Le Premier ministre annonce que la révision constitutionnelle à venir a notamment pour objet de « renforcer la cohérence de notre politique de prélèvements obligatoires en mettant un terme à la dispersion des dispositions régissant ces prélèvements entre lois de finances, lois de financement de la sécurité sociale et lois ordinaires. Cette dispersion peut en effet conduire à un contournement des procédures budgétaires et à une insuffisante protection des recettes fiscales et sociales. Elle est aussi génératrice d'instabilité et de complexité pour les acteurs économiques.

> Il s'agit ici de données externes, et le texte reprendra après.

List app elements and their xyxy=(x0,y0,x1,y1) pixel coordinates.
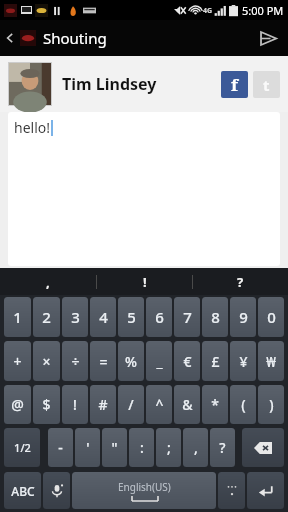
staticText: 8 xyxy=(211,307,220,327)
button[interactable]: Enter xyxy=(247,472,284,509)
staticText: £ xyxy=(211,352,220,371)
staticText: ¥ xyxy=(239,352,248,371)
staticText: @ xyxy=(11,395,24,414)
button[interactable]: ' xyxy=(75,428,100,467)
button[interactable]: ! xyxy=(62,385,88,424)
button[interactable]: 1 xyxy=(4,297,31,337)
button[interactable]: ; xyxy=(156,428,181,467)
staticText: ) xyxy=(269,395,274,414)
button[interactable]: ^ xyxy=(146,385,172,424)
button[interactable]: ₩ xyxy=(258,341,284,381)
button[interactable]: " xyxy=(102,428,127,467)
button[interactable]: ( xyxy=(230,385,256,424)
button[interactable]: 1/2 xyxy=(4,428,40,467)
button[interactable]: Symbols xyxy=(218,472,245,509)
button[interactable]: 4 xyxy=(90,297,116,337)
staticText: ÷ xyxy=(71,352,80,371)
button[interactable]: $ xyxy=(33,385,60,424)
staticText: 6 xyxy=(155,307,164,327)
staticText: ? xyxy=(219,438,226,457)
button[interactable]: Backspace xyxy=(242,428,284,467)
staticText: hello! xyxy=(14,118,51,137)
staticText: ABC xyxy=(11,483,35,499)
button[interactable]: * xyxy=(202,385,228,424)
button[interactable]: - xyxy=(48,428,73,467)
button[interactable]: _ xyxy=(146,341,172,381)
button[interactable]: Voice input xyxy=(43,472,70,509)
button[interactable]: 2 xyxy=(33,297,60,337)
button[interactable]: 5 xyxy=(118,297,144,337)
button[interactable]: 0 xyxy=(258,297,284,337)
button[interactable]: Send xyxy=(248,20,288,56)
button[interactable]: £ xyxy=(202,341,228,381)
button[interactable]: ABC xyxy=(4,472,41,509)
staticText: , xyxy=(194,438,198,457)
staticText: 1 xyxy=(13,307,22,327)
staticText: f xyxy=(231,73,238,96)
button[interactable]: 9 xyxy=(230,297,256,337)
button[interactable]: # xyxy=(90,385,116,424)
staticText: _ xyxy=(156,352,163,371)
staticText: * xyxy=(211,395,219,414)
button[interactable]: hello! xyxy=(8,112,280,266)
button[interactable]: ? xyxy=(193,268,288,295)
button[interactable]: 8 xyxy=(202,297,228,337)
staticText: t xyxy=(263,75,270,95)
staticText: Shouting xyxy=(43,28,107,48)
button[interactable]: : xyxy=(129,428,154,467)
button[interactable]: × xyxy=(33,341,60,381)
button[interactable]: 6 xyxy=(146,297,172,337)
button[interactable]: ? xyxy=(210,428,235,467)
staticText: 2 xyxy=(42,307,51,327)
staticText: , xyxy=(46,273,50,291)
staticText: + xyxy=(13,352,22,371)
button[interactable]: & xyxy=(174,385,200,424)
staticText: 5 xyxy=(127,307,136,327)
button[interactable]: = xyxy=(90,341,116,381)
button[interactable]: + xyxy=(4,341,31,381)
staticText: 0 xyxy=(267,307,276,327)
staticText: # xyxy=(98,395,108,414)
button[interactable]: ¥ xyxy=(230,341,256,381)
button[interactable]: ) xyxy=(258,385,284,424)
button[interactable]: Back xyxy=(0,20,111,56)
button[interactable]: ! xyxy=(97,268,192,295)
staticText: ^ xyxy=(155,395,164,414)
staticText: 1/2 xyxy=(14,440,31,455)
button[interactable]: % xyxy=(118,341,144,381)
staticText: Tim Lindsey xyxy=(62,73,157,95)
staticText: 4 xyxy=(99,307,108,327)
staticText: ( xyxy=(241,395,246,414)
button[interactable]: / xyxy=(118,385,144,424)
staticText: ' xyxy=(86,438,90,457)
staticText: € xyxy=(183,352,192,371)
button[interactable]: 3 xyxy=(62,297,88,337)
button[interactable]: Facebook xyxy=(221,71,248,98)
staticText: 5:00 PM xyxy=(242,3,284,18)
staticText: English(US) xyxy=(118,480,171,494)
staticText: ? xyxy=(237,273,244,291)
button[interactable]: ÷ xyxy=(62,341,88,381)
staticText: % xyxy=(125,352,137,371)
staticText: " xyxy=(111,438,118,457)
button[interactable]: Space xyxy=(72,472,216,509)
button[interactable]: Twitter xyxy=(253,71,280,98)
staticText: $ xyxy=(42,395,51,414)
staticText: & xyxy=(182,395,193,414)
button[interactable]: @ xyxy=(4,385,31,424)
staticText: 3 xyxy=(71,307,80,327)
staticText: ₩ xyxy=(266,352,276,371)
staticText: / xyxy=(128,395,134,414)
button[interactable]: , xyxy=(183,428,208,467)
staticText: ! xyxy=(73,395,77,414)
button[interactable]: 7 xyxy=(174,297,200,337)
staticText: × xyxy=(42,352,51,371)
button[interactable]: , xyxy=(0,268,96,295)
staticText: = xyxy=(99,352,108,371)
staticText: ! xyxy=(143,273,147,291)
staticText: : xyxy=(140,438,144,457)
button[interactable]: € xyxy=(174,341,200,381)
staticText: 7 xyxy=(183,307,192,327)
staticText: - xyxy=(58,438,63,457)
staticText: 4G xyxy=(203,6,213,16)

C'est pourquoi le projet de loi constitutionnelle prévoira que seules les lois de finances et les lois de financement de la sécurité sociale peuvent respectivement comporter des dispositions fiscales et des dispositions affectant les recettes de la sécurité sociale ».

En conséquence, il demande donc à ses ministres :

« - de ne plus insérer de dispositions fiscales ou qui affectent les recettes de la sécurité sociale dans les projets de lois ordinaires préparés par [leur] département ; ces dispositions s'appliquent à tous les projets de lois n'ayant pas encore été déposés sur le bureau d'une assemblée ;

« - pour les textes déjà déposés et les propositions de loi qui n'ont pas encore été examinés par la commission compétente de la première assemblée saisie, de présenter des amendements tendant à la suppression des dispositions de cette nature et d'opposer un avis négatif du Gouvernement à tout amendement qui tendrait à en introduire ».

Depuis lors, aucun projet de loi n'a dérogé à ces instructions.

Le programme de stabilité 2011-2014, transmis aux autorités communautaires après avoir été soumis au Parlement et fait l'objet d'un débat à l'issue duquel, en application de l'article 50-1 de la Constitution, les deux assemblées ont approuvé une déclaration du Gouvernement, rappelle qu'une « circulaire du Premier ministre en date du 4 juin 2010 a mis en place le monopole des lois de finances et des lois de financement de la Sécurité sociale pour régir le domaine de la fiscalité et celui des recettes de la sécurité sociale s'agissant des textes d'initiative gouvernementale, permettant d'éviter la dispersion des dispositions fiscales et sociales dans l'ensemble des textes législatifs et de renforcer la cohérence d'ensemble de la stratégie de prélèvements obligatoires et de finances publiques ».

3. Un dispositif qui constitue un engagement européen du Président de la République

Le 11 mars 2011, les Etats de la zone euro ont adopté le pacte pour l'euro (devenu depuis le « Pacte euro + ») et se sont engagés à annoncer les premières mesures concrètes de mise en oeuvre de ce document avant le Conseil européen des 24 et 25 mars 2011.

Dans cette perspective, le Président de la République a adressé le 23 mars 2011 au Président du Conseil européen une lettre dans laquelle il annonce le dépôt d'un « projet de loi révisant la Constitution afin d'y inscrire une règle d'équilibre des finances publiques ». Il précise que cette révision « permettra également d'instituer le monopole des lois de finances et des lois de financement pour tout ce qui concerne les impôts et plus largement les prélèvements obligatoires ».